Sweden’s telecoms giant Ericsson has agreed to pay more than $1.4 Billion following an extensive investigation which saw the Telstra linked Company “admitting to a years-long campaign of corruption in five countries to solidify its grip on telecommunications business”.

Ericsson only got the contract in Australia after Huawei were banned by the Federal Government from supplying Communication equipment for the roll out of a new 5G network.

Ericsson CEO Börje Ekholm and Telstra CEO Andy Penn (Image: Corinne Reichert/ZDNet)

The Swedish Company is also working with Optus.

The US Justice Department said that the Swedish Company had entered into a deferred criminal prosecution agreement following the filing of charges in a New York court.

“Through slush funds, bribes, gifts, and graft, Ericsson conducted telecom business with the guiding principle that ‘money talks’,” said US Attorney Georffrey S Berman of the Southern District of New York.

Ericsson has so far made no comment.

The settlement is believed to be one of the highest ever under the Foreign Corrupt Practices Act (FCPA).

It involves a US$520m criminal penalty to the justice department and a payment of US$540m to the Securities and Exchange Commission (SEC).

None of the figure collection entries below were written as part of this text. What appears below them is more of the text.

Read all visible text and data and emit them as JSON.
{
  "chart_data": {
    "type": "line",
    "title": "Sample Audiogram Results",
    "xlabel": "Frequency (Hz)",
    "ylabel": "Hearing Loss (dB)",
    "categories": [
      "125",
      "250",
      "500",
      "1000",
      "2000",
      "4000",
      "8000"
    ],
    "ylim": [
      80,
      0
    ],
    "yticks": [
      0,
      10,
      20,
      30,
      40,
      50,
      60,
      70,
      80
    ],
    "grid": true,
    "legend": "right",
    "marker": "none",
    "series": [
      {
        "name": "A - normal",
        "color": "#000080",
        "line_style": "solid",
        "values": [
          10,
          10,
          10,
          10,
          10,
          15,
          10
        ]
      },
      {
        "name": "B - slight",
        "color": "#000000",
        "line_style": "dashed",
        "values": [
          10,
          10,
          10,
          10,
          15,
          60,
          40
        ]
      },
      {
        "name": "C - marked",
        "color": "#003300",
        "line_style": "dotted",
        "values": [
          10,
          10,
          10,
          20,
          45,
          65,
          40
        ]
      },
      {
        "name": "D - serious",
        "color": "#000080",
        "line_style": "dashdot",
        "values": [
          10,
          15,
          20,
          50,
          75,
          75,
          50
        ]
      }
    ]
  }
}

Its statement said that Ericsson had agreed to pay the penalty to “resolve the government’s investigation into violations of the Foreign Corrupt Practices Act (FCPA) arising out of the Company’s scheme to make and improperly record tens of millions of dollars in improper payments around the world”.

US Attorney Georffrey S Berman “(Saturday) guilty plea and surrender of over a billion dollars in combined penalties should communicate clearly to all corporate actors that doing business this way will not be tolerated,” he added.

The department said that Ericsson had operated its corrupt scheme “beginning in 2000 and continuing until 2016”.